Bend Him Like Beckham

I had a post written about three OkCupid guys fading away on me in one day, boasting about a new personal best. I was “glad the non-feeling was mutual.”

Spoke too soon: Two of them wrote me back today.

Oh. Whoops, sorry, I thought we were done here.

Hm. It might be my turn to fade away, but…one of them is British. Can I, like, bang him then Brexit? I’ve never heard a British guy moan in ecstasy* — maybe there’s an extra “U” in their sex sounds. I should really do my patriotic duty to foster friendly international relations. My vagina would basically be the U.N.

* Yes, he’d be ecstatic.

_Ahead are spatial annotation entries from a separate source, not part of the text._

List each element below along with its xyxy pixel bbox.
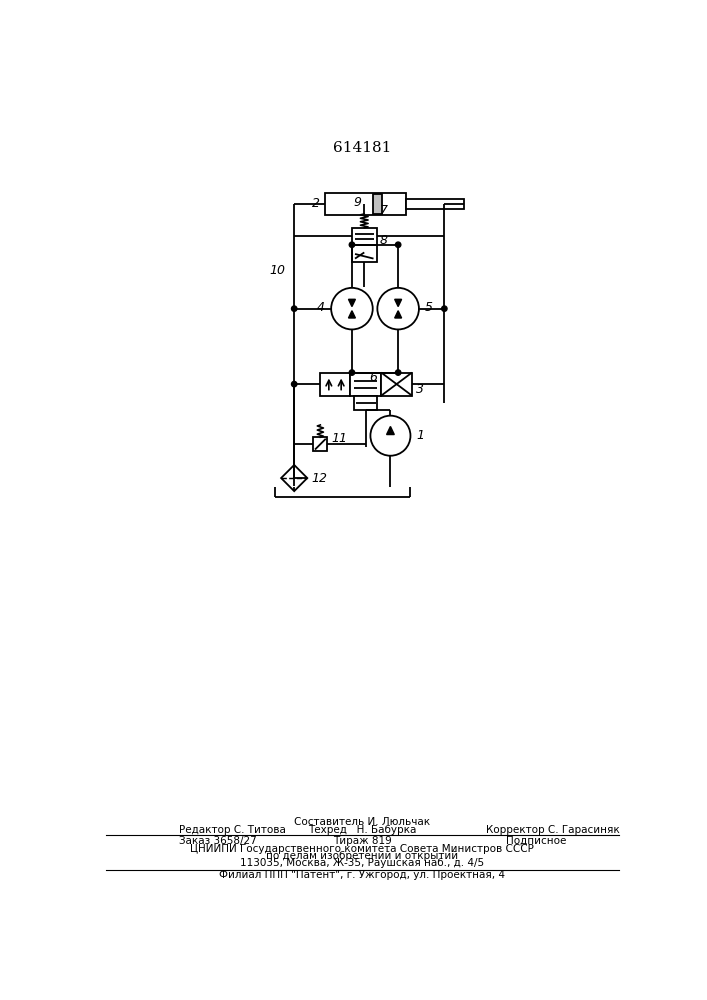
Text: 9: 9: [354, 196, 362, 209]
Polygon shape: [349, 311, 356, 318]
Polygon shape: [281, 465, 308, 491]
Bar: [352, 228, 377, 262]
Text: 7: 7: [380, 204, 387, 217]
Polygon shape: [349, 299, 356, 307]
Text: 2: 2: [312, 197, 320, 210]
Text: 11: 11: [331, 432, 347, 445]
Text: 1: 1: [416, 429, 425, 442]
Polygon shape: [395, 299, 402, 307]
Circle shape: [378, 288, 419, 329]
Text: Тираж 819: Тираж 819: [333, 836, 392, 846]
Bar: [406, 199, 464, 209]
Text: 113035, Москва, Ж-35, Раушская наб., д. 4/5: 113035, Москва, Ж-35, Раушская наб., д. …: [240, 858, 484, 868]
Text: Подписное: Подписное: [506, 836, 567, 846]
Bar: [320, 373, 351, 396]
Polygon shape: [387, 426, 395, 435]
Text: 6: 6: [370, 371, 378, 384]
Circle shape: [291, 381, 297, 387]
Text: 8: 8: [380, 234, 387, 247]
Text: ЦНИИПИ Государственного комитета Совета Министров СССР: ЦНИИПИ Государственного комитета Совета …: [190, 844, 534, 854]
Circle shape: [395, 370, 401, 375]
Text: Редактор С. Титова: Редактор С. Титова: [179, 825, 286, 835]
Text: 5: 5: [425, 301, 433, 314]
Text: 3: 3: [416, 383, 424, 396]
Text: Корректор С. Гарасиняк: Корректор С. Гарасиняк: [486, 825, 620, 835]
Text: по делам изобретений и открытий: по делам изобретений и открытий: [267, 851, 458, 861]
Polygon shape: [395, 311, 402, 318]
Circle shape: [331, 288, 373, 329]
Bar: [373, 194, 382, 214]
Text: Составитель И. Люльчак: Составитель И. Люльчак: [294, 817, 431, 827]
Text: Филиал ППП "Патент", г. Ужгород, ул. Проектная, 4: Филиал ППП "Патент", г. Ужгород, ул. Про…: [219, 870, 506, 880]
Text: Заказ 3658/27: Заказ 3658/27: [179, 836, 257, 846]
Circle shape: [291, 306, 297, 311]
Bar: [313, 437, 327, 451]
Text: 614181: 614181: [333, 141, 391, 155]
Text: Техред   Н. Бабурка: Техред Н. Бабурка: [308, 825, 416, 835]
Circle shape: [370, 416, 411, 456]
Text: 4: 4: [317, 301, 325, 314]
Bar: [381, 373, 412, 396]
Text: 12: 12: [311, 472, 327, 485]
Text: 10: 10: [269, 264, 285, 277]
Circle shape: [442, 306, 447, 311]
Bar: [325, 193, 406, 215]
Circle shape: [349, 370, 355, 375]
Circle shape: [349, 242, 355, 247]
Circle shape: [395, 242, 401, 247]
Bar: [351, 373, 381, 396]
Bar: [354, 396, 378, 410]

I’d be really, REALLY excited to pleasure someone, and from what I’ve heard, enthusiasm counts for a lot. Not to mention I’m just a delight in bed generally — “Lady in the street” and all. I watch a lotta porn and I take classes about dick. I got this. Gimme.

#cocky #literally

Zero to Snooki in 3.5…

A guy on OKCupid emailed me and said he was surprised to find a “culturally aware, well-read woman” from my hometown.

At first I wasn’t sure what to do with that. Uh…thanks for the…”compliment…?”

I decided it reeked of pretension and ignored him. But the subsequent swearing in my head had a Jersey accent.

(One of the reasons I started hating New Lad was because he talked shit on my hometown. ‘Ey. Fuck you. You’re a Mets fan, man, go fuck yourself.)

We have a bit of a Snooki situation here…

Sometimes I think I’d like a close friend to come with me when I visit my family, to witness the madness and assure me I didn’t inherit alllllll the Crazy. (Or at least that I didn’t inherit the accent.) I like to think the friendships I’ve chosen have balanced out the bag of mixed nuts that is my DNA, as well as muddled my accent a bit so it’s not as noticeable.

But more often I’m scared shitless they’ll just say, “Oh, this explains SO much! No wonder you’re so tightly wound and sound like Jersey Shore!”